It has been said that art mirrors life. It has also been said that honest self-reflection is good for both the psyche and the soul. I would argue against neither of those sentiments. I paint people. I am fascinated with people’s faces yet far too often I have felt the need to rely on photography as a tool but I would prefer painting from life. What to do when there are no models on hand clamoring to climb up onto the model’s stand? Self-reflection. Fact is I work cheap, plus I am available. I don’t know about anyone else but I find doing a self portrait is a greater challenge than drawing or painting someone else, if for no other reason than the technical challenge of having to move back and forth between the mirror and the canvas. So very many things can run afoul of reality. Then there’s the plain fact that none of us knows how other humans ‘see’ us and all that most of us ever see of ourselves is the apparition in the mirror. “Is that how you see yourself” is a common enough reaction from others simply either because they will never really see others as others see themselves…or the self-portrait is a mess. So doing a self portrait is a valuable exercise.

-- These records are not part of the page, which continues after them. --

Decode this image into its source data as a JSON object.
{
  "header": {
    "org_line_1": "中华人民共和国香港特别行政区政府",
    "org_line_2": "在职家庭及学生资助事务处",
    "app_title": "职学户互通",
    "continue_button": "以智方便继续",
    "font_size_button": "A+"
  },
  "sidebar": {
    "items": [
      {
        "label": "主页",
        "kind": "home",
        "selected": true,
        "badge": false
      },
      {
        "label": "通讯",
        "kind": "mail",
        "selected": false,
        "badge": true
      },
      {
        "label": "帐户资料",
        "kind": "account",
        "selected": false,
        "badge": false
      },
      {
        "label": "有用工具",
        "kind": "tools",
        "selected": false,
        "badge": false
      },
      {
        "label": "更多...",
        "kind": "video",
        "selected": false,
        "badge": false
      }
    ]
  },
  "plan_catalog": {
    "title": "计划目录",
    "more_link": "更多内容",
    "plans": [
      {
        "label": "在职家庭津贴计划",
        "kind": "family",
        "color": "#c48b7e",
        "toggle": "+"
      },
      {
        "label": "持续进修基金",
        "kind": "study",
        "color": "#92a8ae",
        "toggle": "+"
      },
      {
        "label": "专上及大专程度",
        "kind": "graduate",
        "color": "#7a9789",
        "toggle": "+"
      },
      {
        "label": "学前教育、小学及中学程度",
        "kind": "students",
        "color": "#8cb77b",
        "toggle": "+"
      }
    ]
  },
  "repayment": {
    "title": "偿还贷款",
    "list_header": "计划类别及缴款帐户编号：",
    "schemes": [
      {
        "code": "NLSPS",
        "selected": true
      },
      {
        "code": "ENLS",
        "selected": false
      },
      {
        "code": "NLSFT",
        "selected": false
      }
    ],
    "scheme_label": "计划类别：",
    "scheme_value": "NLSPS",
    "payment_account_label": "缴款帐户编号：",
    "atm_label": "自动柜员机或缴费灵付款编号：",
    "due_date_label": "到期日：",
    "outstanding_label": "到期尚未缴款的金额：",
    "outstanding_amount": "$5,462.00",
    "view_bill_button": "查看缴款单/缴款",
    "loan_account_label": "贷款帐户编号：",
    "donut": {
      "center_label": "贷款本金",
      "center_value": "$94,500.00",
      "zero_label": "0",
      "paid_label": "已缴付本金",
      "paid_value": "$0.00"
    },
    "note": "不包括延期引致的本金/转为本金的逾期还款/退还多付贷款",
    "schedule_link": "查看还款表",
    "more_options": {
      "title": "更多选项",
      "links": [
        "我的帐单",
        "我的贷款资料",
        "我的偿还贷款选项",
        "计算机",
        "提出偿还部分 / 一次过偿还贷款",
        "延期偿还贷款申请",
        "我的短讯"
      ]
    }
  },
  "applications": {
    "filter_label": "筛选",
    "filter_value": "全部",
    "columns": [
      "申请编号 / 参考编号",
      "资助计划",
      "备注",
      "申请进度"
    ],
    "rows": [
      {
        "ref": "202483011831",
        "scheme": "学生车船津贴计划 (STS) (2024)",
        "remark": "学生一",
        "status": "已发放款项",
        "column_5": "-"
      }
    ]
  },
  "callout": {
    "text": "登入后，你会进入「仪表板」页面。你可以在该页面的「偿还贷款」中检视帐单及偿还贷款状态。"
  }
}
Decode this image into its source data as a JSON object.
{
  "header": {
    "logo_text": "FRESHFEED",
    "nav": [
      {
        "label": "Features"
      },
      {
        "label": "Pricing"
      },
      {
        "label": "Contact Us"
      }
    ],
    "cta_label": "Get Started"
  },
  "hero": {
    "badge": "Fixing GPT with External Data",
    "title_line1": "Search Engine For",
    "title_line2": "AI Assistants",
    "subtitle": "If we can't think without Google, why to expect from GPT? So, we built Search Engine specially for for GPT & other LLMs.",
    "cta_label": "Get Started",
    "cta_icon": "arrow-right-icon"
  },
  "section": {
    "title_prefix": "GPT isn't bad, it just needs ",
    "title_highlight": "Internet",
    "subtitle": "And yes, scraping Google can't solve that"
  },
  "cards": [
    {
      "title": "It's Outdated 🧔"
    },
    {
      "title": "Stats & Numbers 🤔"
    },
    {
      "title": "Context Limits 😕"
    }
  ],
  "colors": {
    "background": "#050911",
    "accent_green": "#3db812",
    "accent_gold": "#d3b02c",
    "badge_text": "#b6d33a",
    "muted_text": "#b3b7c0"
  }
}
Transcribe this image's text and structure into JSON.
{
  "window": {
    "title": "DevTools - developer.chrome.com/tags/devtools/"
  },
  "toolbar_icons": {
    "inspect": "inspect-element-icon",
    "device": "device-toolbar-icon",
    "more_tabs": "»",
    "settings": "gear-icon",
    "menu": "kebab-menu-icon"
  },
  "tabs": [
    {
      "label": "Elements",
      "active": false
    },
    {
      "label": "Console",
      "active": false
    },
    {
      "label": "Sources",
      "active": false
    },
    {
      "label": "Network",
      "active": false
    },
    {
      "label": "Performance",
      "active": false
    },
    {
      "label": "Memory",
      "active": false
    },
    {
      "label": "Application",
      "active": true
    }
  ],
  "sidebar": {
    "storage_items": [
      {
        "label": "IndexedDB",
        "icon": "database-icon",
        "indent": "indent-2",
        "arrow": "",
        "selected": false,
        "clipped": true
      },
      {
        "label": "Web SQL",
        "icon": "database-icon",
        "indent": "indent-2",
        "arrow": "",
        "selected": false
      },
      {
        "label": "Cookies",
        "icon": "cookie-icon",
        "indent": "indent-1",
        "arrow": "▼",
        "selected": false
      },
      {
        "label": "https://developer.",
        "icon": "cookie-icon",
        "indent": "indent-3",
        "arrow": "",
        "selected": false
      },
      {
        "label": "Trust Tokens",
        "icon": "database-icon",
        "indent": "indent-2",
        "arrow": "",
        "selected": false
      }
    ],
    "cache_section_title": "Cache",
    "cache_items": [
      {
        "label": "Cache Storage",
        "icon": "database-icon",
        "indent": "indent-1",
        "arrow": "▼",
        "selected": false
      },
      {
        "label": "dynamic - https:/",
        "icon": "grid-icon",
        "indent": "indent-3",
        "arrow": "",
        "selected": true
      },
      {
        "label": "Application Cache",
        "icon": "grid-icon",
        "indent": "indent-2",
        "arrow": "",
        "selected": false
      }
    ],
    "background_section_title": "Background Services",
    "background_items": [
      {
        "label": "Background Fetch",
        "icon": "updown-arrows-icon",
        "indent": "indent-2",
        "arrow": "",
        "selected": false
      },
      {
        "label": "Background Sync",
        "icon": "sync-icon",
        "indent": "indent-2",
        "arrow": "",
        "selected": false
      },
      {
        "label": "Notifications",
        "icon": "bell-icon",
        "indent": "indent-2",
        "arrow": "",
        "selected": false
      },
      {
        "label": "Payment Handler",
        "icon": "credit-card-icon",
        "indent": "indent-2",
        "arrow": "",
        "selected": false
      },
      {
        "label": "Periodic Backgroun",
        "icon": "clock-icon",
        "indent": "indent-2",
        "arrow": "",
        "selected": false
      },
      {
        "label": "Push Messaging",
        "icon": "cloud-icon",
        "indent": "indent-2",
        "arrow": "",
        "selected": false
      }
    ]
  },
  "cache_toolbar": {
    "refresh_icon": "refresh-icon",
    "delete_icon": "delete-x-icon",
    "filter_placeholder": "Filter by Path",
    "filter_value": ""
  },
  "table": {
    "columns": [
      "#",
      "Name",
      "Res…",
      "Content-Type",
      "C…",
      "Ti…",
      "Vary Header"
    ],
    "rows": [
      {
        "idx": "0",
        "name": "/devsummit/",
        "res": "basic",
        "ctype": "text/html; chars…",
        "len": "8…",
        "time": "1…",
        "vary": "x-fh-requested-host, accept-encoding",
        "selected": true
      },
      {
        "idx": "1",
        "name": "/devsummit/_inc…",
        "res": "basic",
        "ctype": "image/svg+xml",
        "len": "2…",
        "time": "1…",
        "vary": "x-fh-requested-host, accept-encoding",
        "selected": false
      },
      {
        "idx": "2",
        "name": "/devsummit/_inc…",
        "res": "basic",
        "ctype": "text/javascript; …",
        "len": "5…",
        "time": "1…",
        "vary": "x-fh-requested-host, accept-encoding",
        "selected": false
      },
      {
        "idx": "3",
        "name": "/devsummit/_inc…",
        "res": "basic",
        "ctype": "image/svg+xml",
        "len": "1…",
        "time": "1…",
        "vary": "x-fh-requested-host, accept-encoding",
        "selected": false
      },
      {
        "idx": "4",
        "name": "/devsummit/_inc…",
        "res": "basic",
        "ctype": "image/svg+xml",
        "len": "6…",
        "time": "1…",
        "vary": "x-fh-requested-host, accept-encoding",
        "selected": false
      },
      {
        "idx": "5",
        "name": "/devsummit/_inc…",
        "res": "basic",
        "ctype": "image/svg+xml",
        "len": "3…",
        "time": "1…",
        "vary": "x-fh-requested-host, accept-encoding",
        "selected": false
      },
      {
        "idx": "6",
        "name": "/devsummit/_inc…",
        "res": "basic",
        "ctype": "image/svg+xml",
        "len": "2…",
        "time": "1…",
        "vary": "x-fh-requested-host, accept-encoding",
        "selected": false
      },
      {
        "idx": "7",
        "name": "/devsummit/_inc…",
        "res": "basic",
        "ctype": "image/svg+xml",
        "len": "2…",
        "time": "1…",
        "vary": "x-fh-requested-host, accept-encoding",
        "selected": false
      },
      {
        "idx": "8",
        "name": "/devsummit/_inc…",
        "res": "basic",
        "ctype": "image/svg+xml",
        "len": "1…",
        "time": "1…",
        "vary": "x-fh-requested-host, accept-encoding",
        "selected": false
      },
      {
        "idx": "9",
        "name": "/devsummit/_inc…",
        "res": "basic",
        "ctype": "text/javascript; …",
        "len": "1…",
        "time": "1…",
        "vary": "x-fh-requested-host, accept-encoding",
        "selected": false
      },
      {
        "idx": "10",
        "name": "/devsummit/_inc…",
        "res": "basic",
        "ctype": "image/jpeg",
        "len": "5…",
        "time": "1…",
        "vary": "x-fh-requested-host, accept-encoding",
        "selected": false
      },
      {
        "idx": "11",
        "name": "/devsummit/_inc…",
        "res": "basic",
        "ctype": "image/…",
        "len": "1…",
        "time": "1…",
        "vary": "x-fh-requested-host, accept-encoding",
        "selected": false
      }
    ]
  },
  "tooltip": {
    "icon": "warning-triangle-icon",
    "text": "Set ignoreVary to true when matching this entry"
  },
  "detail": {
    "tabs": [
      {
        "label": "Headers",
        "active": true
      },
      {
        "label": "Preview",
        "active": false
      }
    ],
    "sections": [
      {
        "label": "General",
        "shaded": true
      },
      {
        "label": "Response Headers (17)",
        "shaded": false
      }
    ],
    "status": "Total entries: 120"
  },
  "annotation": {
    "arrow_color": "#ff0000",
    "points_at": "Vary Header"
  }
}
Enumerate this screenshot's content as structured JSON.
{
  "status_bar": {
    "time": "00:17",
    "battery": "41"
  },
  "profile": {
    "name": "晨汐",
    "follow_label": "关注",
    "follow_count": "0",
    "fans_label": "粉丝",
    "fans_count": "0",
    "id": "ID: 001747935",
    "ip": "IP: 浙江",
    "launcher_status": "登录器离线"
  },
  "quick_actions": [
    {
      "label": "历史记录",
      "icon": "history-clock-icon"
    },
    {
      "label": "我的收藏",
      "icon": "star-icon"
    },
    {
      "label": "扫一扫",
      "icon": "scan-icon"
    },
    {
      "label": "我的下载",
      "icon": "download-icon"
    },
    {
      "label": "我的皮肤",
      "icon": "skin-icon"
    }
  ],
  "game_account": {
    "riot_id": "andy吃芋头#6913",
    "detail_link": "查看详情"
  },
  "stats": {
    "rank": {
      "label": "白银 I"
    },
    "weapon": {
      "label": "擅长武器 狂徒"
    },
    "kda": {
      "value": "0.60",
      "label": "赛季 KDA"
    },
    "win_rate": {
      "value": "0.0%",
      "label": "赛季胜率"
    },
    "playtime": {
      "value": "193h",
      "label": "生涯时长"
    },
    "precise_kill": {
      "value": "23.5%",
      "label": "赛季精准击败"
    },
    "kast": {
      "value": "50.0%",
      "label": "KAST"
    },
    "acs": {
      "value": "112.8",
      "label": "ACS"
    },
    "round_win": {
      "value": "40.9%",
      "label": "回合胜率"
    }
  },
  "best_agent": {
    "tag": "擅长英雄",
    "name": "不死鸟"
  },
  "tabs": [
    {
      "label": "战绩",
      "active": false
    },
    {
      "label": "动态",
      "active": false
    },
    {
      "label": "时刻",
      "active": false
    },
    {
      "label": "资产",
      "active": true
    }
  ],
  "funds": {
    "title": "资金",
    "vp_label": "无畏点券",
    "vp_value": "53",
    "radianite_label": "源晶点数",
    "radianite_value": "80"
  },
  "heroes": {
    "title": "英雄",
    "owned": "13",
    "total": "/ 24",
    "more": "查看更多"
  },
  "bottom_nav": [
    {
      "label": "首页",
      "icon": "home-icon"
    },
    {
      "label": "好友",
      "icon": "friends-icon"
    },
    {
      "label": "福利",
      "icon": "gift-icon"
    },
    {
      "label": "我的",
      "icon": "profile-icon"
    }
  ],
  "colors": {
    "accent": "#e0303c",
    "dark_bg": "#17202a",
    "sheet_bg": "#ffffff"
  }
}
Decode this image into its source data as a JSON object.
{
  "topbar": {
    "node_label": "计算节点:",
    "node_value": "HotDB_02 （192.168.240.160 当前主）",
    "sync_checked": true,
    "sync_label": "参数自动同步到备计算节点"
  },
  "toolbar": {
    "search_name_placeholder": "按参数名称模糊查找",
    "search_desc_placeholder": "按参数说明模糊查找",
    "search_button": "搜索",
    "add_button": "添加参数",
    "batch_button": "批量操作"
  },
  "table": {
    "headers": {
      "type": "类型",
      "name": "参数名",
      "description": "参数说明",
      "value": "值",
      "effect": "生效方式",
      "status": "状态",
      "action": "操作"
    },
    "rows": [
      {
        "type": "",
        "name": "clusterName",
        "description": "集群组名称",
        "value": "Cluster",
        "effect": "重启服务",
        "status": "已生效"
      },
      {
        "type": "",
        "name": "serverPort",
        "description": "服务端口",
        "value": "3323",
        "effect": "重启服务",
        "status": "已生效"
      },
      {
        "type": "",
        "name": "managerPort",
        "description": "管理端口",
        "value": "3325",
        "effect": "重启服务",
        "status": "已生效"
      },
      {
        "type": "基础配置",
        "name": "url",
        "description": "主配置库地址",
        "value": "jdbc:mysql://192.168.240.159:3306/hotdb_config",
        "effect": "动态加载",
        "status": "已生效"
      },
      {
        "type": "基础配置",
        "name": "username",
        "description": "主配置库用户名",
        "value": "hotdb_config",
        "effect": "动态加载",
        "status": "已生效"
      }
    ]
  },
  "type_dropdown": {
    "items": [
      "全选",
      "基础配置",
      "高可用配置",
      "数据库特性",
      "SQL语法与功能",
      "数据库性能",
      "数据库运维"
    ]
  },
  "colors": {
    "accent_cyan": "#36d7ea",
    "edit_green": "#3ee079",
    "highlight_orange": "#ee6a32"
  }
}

Psychologically and philosophically one may move through some interesting excursions on the road to painterly self actualization. I have done a number of self-portraits in my time, some good, others laughable. I once did a challenge on one of the art forums to do a drawing a day. I chose to do a portrait a day. It was a January so I ended up doing 30 odd self-portraits in as many days culminating in two successive alla prima self-portraits.
A couple of days ago my friend Eric Manella, a wonderful Montreal based realist painter, posted the start of a self-portrait in oil. That and the fact that he in-boxed me an invitation to get together for a painters play date inspired me to begin a self-portrait of my own. I have a lovely little studio with a less than dead on north light skylight….let’s call it ‘north-ish’ light. I was feeling kind of tentative and so began by noodling around with doing my block-in in charcoal, not something I usually do. More often I would begin by doing the block in with brush and paint. The canvas is an oil-primed Russian linen I purchased online a while back which I had toned a neutral gray. Size is 16″x20″.
I am mainly interested in getting the big shapes correct at this point…light shapes vs. shadow shapes and working from general to specific I am probably not going to spend an inordinate amount of time on the drapery of the shirt because, while I will wear the same shirts throughout the painting process…the folds will likely move about. Since I don’t want to chase folds around every time I return to the canvas, I will wait to lock the drapery in at a time later than my ‘mug.’ A note about working in charcoal: it is easily mover around so therefore more easily corrected. I use my fingers, a kneaded eraser or a brush, even the flick of a chamois will work.